Die stärkste Sporenbildung wurde auf Hafermehlagar, Kartoffeloberflächen und Agar
mit apfelsaurem Calcium beobachtet. Das sporenbildende Mycel ist grau gefärbt. Die
Sporen, die in reichem Maße bei der Teilung des Mycels an der Luft entstehen, sind
rund bis oval und werden in langen Ketten in dichten Spiralen gebildet. Das Mycel
ist durch monopodiale Verzweigungen charakterisiert, deren sporenbildende Spitzen
in dichten Spiralen endigen.

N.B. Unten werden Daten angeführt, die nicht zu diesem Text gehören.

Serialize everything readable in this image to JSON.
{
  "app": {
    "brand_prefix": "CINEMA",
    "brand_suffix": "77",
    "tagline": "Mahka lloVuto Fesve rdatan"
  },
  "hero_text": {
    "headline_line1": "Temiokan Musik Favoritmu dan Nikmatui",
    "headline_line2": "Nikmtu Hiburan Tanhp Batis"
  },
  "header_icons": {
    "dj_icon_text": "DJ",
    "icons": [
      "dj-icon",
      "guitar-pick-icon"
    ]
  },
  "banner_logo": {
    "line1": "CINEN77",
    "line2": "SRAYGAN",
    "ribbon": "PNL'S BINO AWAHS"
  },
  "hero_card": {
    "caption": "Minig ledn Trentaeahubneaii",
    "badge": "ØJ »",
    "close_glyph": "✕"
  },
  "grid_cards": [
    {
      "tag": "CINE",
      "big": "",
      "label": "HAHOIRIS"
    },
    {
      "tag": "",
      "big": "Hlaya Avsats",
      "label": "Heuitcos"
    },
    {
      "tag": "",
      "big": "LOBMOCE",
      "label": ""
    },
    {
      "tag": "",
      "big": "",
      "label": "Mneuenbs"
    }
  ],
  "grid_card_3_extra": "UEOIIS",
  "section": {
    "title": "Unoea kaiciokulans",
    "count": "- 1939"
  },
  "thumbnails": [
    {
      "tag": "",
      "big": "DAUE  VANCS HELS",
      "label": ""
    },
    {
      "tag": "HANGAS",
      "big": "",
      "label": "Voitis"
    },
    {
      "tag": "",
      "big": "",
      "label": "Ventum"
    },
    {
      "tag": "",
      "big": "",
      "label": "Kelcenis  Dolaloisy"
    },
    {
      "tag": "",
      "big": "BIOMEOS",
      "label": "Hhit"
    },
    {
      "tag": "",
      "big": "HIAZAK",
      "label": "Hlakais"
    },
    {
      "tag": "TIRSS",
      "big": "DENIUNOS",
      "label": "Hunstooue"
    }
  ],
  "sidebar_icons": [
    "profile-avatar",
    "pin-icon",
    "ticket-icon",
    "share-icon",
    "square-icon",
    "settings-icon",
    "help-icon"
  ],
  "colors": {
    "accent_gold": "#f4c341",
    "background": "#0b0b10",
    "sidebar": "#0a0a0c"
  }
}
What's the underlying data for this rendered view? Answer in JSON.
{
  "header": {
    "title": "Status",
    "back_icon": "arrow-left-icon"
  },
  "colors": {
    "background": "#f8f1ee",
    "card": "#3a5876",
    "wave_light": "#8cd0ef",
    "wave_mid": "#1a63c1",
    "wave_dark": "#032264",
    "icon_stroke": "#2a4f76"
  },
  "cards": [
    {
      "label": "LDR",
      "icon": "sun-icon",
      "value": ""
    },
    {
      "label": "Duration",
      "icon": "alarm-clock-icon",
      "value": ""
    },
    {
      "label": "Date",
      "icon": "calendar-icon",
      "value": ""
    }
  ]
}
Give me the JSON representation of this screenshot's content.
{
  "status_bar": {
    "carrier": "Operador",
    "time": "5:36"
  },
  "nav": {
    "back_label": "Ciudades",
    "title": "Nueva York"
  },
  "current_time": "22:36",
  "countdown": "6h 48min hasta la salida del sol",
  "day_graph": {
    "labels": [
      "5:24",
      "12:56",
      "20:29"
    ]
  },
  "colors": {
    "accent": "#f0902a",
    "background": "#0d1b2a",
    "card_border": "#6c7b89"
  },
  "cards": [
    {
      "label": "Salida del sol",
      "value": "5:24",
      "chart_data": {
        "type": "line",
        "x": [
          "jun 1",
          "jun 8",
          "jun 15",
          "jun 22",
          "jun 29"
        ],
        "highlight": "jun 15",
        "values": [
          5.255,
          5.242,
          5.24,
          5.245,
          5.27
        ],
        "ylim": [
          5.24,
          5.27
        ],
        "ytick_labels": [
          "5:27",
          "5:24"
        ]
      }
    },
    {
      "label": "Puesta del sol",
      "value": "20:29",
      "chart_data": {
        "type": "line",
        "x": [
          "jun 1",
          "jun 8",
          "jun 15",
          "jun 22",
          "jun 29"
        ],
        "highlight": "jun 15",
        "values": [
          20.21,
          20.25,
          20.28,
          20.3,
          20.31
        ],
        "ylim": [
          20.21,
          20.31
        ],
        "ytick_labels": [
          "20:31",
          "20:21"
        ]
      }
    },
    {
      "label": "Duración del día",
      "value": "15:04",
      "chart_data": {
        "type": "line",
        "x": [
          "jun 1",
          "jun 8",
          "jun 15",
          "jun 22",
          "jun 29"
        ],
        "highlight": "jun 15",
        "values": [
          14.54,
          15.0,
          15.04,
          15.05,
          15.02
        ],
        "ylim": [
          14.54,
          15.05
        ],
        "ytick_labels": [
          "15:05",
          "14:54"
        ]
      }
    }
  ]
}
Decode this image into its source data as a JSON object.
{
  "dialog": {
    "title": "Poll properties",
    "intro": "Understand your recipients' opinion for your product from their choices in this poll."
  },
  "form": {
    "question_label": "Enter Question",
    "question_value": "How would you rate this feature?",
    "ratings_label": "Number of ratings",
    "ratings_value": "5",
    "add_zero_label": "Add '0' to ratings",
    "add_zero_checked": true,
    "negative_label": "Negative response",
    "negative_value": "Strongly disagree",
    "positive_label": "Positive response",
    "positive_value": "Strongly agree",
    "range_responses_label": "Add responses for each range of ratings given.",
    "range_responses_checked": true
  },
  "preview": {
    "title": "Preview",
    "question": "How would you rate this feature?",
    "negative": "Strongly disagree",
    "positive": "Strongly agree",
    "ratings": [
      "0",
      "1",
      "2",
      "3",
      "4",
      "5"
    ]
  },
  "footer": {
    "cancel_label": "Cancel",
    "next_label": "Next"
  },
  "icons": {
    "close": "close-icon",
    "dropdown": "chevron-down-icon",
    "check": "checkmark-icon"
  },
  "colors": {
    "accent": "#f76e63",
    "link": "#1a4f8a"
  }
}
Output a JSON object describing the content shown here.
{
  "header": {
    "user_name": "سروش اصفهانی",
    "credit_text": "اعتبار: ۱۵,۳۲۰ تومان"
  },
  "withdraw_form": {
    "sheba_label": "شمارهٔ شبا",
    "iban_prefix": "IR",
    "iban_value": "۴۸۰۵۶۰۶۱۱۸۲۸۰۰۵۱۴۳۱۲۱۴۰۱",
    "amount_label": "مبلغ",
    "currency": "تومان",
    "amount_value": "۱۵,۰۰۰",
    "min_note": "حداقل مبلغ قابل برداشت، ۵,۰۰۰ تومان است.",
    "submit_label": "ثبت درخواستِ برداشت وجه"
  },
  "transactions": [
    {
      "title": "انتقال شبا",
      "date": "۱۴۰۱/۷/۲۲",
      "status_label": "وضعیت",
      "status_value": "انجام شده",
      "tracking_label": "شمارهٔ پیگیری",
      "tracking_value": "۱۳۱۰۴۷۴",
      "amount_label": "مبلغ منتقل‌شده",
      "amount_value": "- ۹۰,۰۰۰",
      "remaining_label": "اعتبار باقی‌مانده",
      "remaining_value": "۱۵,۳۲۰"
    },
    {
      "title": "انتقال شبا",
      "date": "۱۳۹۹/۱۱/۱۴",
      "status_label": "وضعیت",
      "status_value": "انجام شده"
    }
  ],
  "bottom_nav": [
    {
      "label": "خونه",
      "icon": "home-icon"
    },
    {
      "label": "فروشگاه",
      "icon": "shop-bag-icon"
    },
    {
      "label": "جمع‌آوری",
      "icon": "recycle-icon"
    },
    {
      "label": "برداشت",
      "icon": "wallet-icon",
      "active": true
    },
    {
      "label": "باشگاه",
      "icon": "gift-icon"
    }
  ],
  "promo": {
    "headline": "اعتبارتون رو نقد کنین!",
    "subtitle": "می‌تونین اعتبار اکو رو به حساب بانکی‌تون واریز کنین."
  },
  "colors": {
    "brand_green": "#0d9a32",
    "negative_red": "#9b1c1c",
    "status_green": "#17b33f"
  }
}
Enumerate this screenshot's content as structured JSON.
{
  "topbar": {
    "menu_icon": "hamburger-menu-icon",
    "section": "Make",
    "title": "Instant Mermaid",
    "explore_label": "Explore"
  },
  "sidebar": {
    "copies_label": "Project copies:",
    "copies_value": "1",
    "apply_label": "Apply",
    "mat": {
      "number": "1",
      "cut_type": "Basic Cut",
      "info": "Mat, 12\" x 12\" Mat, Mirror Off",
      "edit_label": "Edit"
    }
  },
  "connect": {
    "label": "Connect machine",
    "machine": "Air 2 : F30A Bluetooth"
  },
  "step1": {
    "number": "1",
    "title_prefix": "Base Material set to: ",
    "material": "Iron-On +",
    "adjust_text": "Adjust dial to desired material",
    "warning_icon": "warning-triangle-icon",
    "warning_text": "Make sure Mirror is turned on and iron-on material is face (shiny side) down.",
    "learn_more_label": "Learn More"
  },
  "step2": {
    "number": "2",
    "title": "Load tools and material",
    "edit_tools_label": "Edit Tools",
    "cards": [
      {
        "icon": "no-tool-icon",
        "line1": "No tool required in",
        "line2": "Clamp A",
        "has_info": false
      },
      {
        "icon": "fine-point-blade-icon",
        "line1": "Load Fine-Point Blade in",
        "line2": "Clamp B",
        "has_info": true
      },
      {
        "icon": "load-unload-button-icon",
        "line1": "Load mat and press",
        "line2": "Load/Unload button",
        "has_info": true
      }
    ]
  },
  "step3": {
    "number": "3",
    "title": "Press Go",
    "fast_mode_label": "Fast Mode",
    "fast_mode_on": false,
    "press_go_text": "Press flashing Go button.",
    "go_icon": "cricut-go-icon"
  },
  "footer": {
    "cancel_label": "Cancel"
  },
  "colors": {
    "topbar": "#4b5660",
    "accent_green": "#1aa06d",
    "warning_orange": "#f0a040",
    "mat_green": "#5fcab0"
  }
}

Das luftige Mycel, das keine Sporen bildet, ist zwar
auch verzweigt, bildet aber keine Spiralen.
Wird der Organismus
in einem flüssigen Nährmedium, das sich bei 24 bis 26° C auf einer Rotationsschüttelapparatur
befindet, bebrütet, so wächst es in Form von sehr kleinen Kügelchen oder unregelmäßigem
Granulat und produziert ein dunkles, orangebraunes, wasserlösliches Pigment. Das
auf diesem Wege entstandene Antibioticum löst sich in Wasser und hemmt Mikroorganismen
in der gleichen Weise wie die Kulturen von Agarplatten.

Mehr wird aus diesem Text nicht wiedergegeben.